Artigo: O que temos a aprender com os slams sobre escuta radical das juventudes?

O que temos a aprender com os slams sobre escuta radical das juventudes?

Neste mês de outubro, aconteceu, em São Paulo, o Slam SP – Campeonato Paulista de Poesia Falada, que reúne poetas de todo o estado para trocar poesia e vida. Sou membra ativa dos movimentos de literatura marginal-periférica desde a adolescência, participando de saraus, depois de slams e esses espaços me constroem de modo imenso. Participar novamente de um campeonato desse porte, depois de dois anos de distanciamento físico por conta da pandemia me fez refletir sobre algumas questões que compartilho nessa coluna do mês por aqui.
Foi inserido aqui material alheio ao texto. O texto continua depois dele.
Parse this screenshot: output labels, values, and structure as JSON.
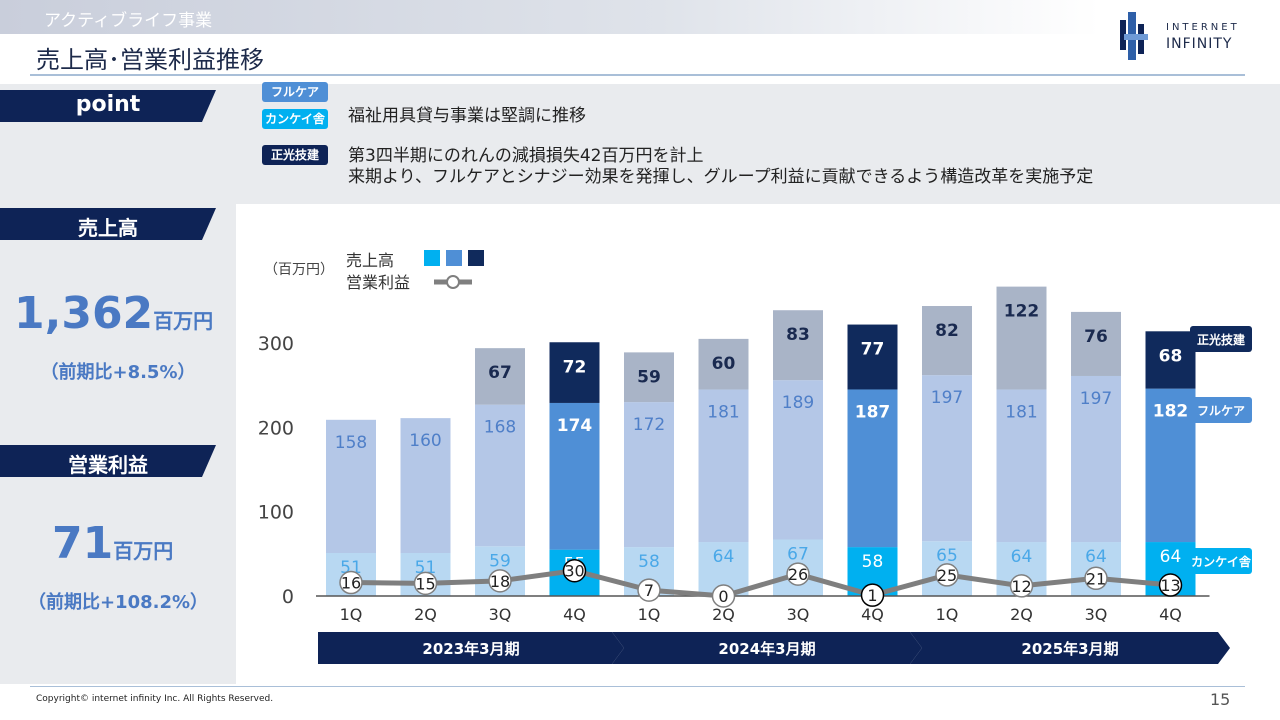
{
  "header": {
    "section": "アクティブライフ事業",
    "title": "売上高･営業利益推移",
    "logo_line1": "INTERNET",
    "logo_line2": "INFINITY"
  },
  "point": {
    "heading": "point",
    "tags": [
      "フルケア",
      "カンケイ舎",
      "正光技建"
    ],
    "lines": [
      "福祉用具貸与事業は堅調に推移",
      "第3四半期にのれんの減損損失42百万円を計上",
      "来期より、フルケアとシナジー効果を発揮し、グループ利益に貢献できるよう構造改革を実施予定"
    ]
  },
  "summary": {
    "sales_heading": "売上高",
    "sales_value": "1,362",
    "sales_unit": "百万円",
    "sales_note": "（前期比+8.5%）",
    "profit_heading": "営業利益",
    "profit_value": "71",
    "profit_unit": "百万円",
    "profit_note": "（前期比+108.2%）"
  },
  "colors": {
    "navy": "#0e2356",
    "kankei": "#00b0f0",
    "kankei_light": "#b8d8f2",
    "fullcare": "#4f8fd6",
    "fullcare_light": "#b4c7e7",
    "seiko": "#102a5c",
    "seiko_light": "#a9b4c7",
    "line": "#7f7f7f"
  },
  "chart_data": {
    "type": "bar",
    "unit_label": "（百万円）",
    "legend_sales": "売上高",
    "legend_profit": "営業利益",
    "categories": [
      "1Q",
      "2Q",
      "3Q",
      "4Q",
      "1Q",
      "2Q",
      "3Q",
      "4Q",
      "1Q",
      "2Q",
      "3Q",
      "4Q"
    ],
    "periods": [
      {
        "label": "2023年3月期",
        "quarters": 4
      },
      {
        "label": "2024年3月期",
        "quarters": 4
      },
      {
        "label": "2025年3月期",
        "quarters": 4
      }
    ],
    "series": [
      {
        "name": "カンケイ舎",
        "values": [
          51,
          51,
          59,
          55,
          58,
          64,
          67,
          58,
          65,
          64,
          64,
          64
        ]
      },
      {
        "name": "フルケア",
        "values": [
          158,
          160,
          168,
          174,
          172,
          181,
          189,
          187,
          197,
          181,
          197,
          182
        ]
      },
      {
        "name": "正光技建",
        "values": [
          null,
          null,
          67,
          72,
          59,
          60,
          83,
          77,
          82,
          122,
          76,
          68
        ]
      }
    ],
    "line": {
      "name": "営業利益",
      "values": [
        16,
        15,
        18,
        30,
        7,
        0,
        26,
        1,
        25,
        12,
        21,
        13
      ]
    },
    "highlight_quarter": "4Q",
    "y_ticks": [
      0,
      100,
      200,
      300
    ],
    "ylim": [
      0,
      350
    ],
    "grid": false
  },
  "footer": {
    "copyright": "Copyright© internet infinity Inc. All Rights Reserved.",
    "page": "15"
  }
}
Slams, para quem não conhece, são competições de poesia falada nascidas na década de 80 em Chicago e que chegam ao Brasil em 2008. Para participar basta ter três poesias autorais de até três minutos e ao recitá-las não fazer uso de nenhum objeto cênico, instrumento musical ou figurino. É só você, seu texto, seu corpo e a performance que você consegue criar na junção de todos esses elementos. Dentre as pessoas que assistem, cinco são escolhidas para serem juradas e darem notas de 0 a 10 para cada poeta que recite. A maior a menor nota caem e na soma das três do meio chega-se a uma média. Na primeira rodada todas as pessoas inscritas recitam, na segunda as cinco pessoas com as maiores médias e na terceira e última as três pessoas com as maiores médias. Dentre as três, uma se torna campeã.

 

Se há algo que aprendi com a literatura que pulsa das quebradas Brasil afora, esse algo é que toda pessoa pode ter algo a dizer. Aquela frase clichê e batida de “dar voz” não nos cabe e nunca nos coube. Toda pessoa tem voz, inclusive pessoas surdas que em coletivos como o Slam do Corpo sinalizam em Libras um universo de visões sobre o mundo ao seu redor. O que sempre nos faltou foram espaços de escuta. Eu iria até mais além e diria que falta a escuta verdadeira, ativa ou como prefiro chamar aqui, radical.

As falas que trazemos em nossos textos como poetas, especialmente nas competições de poesia falada como o slam abordam temáticas urgentes da sociedade. De questões raciais, de gênero, classe, direito à cidade, xenofobia, intolerância religiosa a LGBTQIAP+fobia. As poesias por si mesmas podem ter um tom que soe de algum modo radical, colocando o dedo na ferida de problemas sociais estruturais e estruturantes de desigualdades históricas.

Participando de slams eu me vi em diferentes momentos da vida escrevendo de maneira propositiva sobre dores profundas, questões que não diziam respeito apenas à minha vivência, como também de tantas outras jovens mulheres negras periféricas. Escrever e declamar por si só são atos curativos, que me auxiliam na continuidade da vida a despeito dos caminhos tortuosos que ela tome. Mas ainda mais, saber que há uma escuta radical daquilo que digo me faz sentir pertencente.

Qual foi a minha alegria ao ver na competição estadual desse ano em São Paulo dues estudantes da rede pública de ensino, participantes da iniciativa Slam Interescolar sendo poetas participantes do Slam SP? Nuel (17) e Vickvi (18) são filhes poétiques do Slam do Prego, de Guarulhos (cidade da região metropolitana de São Paulo) e observar es dues se apresentando me preenche de uma memória boa de quando era eu, a – ainda mais – jovem encontrando nos slams um espaço de acolhida e força.

No slam corpos dançam, vozes ecoam, ouvidos destravam e como em poucos espaços da sociedade contemporânea, a coletividade reflete de modo intencional sobre o futuro que queremos construir e o passado que queremos deixar para trás. Somos majoritariamente jovens poetas negres, desenhando projetos de mundo em nossos versos. O quão incrível seria termos espaços como slams disponíveis para todes jovens em qualquer parte do Brasil? E mais ainda, considerar esses gritos que dimensionam o que precisa ser transformado no mundo de maneira radical, lembrando que é na escuta que nos fazemos e refazemos.

Te convido à escuta radical do slam a todos os espaços da sociedade, especialmente das juventudes. Você sente que tem praticado?